RESEARCH: salmon BENEFITS PREGNANT WOMEN
MIAMI — Salmon of the Americas (SOTA) is spreading the word that there's research that shows eating 12 ounces of fish each week benefits pregnant and nursing women. For years, women have been given conflicting advice about eating fish, with health professionals and the consumer media frequently warning that fish may contain mercury and other pollutants, making it risky to eat during pregnancy. As a result, a large percentage of these women have stopped eating fish or eat much less than they previously had, for fear that they will harm their unborn or developing child. Now medical researchers from the National Healthy Mothers, Healthy Babies Coalition are saying the benefits of eating fish far outweigh the risks. SOTA officials point out that New York University Medical Center researchers say women who eat a minimum of 12 ounces of fish a week are actually aiding in their child's brain development and helping to improve motor and cognitive skills in their unborn or developing child.
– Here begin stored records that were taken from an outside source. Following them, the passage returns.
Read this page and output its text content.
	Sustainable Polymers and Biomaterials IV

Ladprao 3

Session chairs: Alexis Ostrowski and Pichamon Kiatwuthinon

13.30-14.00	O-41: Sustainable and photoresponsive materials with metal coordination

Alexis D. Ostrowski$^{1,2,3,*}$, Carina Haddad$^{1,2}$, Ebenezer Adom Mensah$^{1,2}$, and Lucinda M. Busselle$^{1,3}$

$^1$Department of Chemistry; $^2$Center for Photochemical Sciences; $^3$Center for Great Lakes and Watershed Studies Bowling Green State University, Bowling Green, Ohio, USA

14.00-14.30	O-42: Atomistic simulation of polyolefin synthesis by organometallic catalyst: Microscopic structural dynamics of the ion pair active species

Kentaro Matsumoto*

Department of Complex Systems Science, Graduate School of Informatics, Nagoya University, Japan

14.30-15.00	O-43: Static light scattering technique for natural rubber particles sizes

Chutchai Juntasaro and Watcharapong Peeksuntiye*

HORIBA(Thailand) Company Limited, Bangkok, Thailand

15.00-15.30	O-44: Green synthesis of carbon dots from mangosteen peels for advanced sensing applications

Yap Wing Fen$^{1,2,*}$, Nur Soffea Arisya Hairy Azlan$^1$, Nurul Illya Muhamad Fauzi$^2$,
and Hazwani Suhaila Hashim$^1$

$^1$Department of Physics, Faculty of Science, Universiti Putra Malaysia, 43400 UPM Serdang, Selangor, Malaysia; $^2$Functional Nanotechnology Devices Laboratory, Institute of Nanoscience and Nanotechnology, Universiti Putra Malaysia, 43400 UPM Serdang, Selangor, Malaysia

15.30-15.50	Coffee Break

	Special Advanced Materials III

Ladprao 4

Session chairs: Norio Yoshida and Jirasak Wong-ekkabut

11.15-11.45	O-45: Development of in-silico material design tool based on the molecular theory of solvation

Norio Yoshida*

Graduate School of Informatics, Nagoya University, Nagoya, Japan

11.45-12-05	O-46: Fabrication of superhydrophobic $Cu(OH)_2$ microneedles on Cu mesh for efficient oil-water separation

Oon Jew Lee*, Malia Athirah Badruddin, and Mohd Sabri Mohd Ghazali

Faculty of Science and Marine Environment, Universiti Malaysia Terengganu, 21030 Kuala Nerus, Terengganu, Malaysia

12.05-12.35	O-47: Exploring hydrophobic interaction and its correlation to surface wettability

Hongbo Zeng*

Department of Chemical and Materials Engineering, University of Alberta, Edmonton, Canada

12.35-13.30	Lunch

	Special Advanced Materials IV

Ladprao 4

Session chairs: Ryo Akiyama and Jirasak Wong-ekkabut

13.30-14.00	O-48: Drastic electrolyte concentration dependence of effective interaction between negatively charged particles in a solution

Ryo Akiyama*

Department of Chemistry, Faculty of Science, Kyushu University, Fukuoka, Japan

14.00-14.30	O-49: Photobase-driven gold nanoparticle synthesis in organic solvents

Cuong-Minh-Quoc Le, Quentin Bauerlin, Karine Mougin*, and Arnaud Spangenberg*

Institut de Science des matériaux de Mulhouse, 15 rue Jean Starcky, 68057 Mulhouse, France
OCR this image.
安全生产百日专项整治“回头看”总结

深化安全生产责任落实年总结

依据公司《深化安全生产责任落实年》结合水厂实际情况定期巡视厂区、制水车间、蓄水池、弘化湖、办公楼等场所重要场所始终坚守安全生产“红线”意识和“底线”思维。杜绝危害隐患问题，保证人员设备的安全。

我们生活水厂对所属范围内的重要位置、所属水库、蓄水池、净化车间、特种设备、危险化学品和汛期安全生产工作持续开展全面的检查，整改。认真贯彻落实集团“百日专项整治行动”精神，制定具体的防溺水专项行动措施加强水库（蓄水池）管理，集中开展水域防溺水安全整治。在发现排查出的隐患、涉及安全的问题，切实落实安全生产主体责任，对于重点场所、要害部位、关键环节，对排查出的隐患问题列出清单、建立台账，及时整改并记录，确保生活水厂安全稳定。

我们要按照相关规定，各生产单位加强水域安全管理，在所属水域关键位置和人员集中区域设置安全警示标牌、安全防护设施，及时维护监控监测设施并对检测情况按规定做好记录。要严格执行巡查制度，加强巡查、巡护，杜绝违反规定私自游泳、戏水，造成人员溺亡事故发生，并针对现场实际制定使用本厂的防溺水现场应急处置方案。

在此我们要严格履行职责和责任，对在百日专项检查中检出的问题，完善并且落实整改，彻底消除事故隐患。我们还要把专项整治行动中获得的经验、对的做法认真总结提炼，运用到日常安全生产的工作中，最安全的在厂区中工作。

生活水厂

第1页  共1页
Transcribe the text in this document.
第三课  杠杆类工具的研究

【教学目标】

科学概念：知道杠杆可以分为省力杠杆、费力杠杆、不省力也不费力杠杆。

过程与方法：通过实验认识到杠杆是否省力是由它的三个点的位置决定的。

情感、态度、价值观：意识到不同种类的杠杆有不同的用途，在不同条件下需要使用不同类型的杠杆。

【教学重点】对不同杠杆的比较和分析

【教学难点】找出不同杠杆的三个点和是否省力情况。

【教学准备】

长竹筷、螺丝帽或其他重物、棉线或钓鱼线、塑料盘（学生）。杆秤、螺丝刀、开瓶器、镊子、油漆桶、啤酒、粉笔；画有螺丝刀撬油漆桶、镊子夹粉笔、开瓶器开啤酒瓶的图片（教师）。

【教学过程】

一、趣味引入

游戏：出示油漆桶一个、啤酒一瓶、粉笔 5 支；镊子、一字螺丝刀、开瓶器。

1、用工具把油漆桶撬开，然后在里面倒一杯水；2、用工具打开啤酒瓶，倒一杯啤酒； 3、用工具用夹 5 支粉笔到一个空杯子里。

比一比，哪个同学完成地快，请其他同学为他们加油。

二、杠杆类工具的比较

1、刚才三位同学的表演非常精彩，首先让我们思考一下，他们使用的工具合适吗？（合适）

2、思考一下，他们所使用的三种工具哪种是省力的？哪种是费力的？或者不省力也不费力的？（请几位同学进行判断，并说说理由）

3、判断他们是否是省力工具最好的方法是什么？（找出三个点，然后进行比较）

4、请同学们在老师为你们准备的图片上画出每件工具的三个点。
MEAT SUPPLIER RECEIVES CONSERVATION AWARD
VINA, Calif. — Rancher Darrell Wood, president of Panorama Meats Inc., has received one of three 2006 National Wetlands Conservation Awards from the U.S. Fish & Wildlife Service, Department of the Interior. Wood received the award for his management of the Pete's Creek Wetland and Riparian Restoration Project on 1,262 acres of the partnership's ranch just north of Susanville, Calif. Wood is one of 43 family ranchers who raise Panorama grass-fed beef, which is offered by Whole Foods Markets on the West Coast, selected H.E. Butt stores in Texas, and at 188 Trader Joe's stores.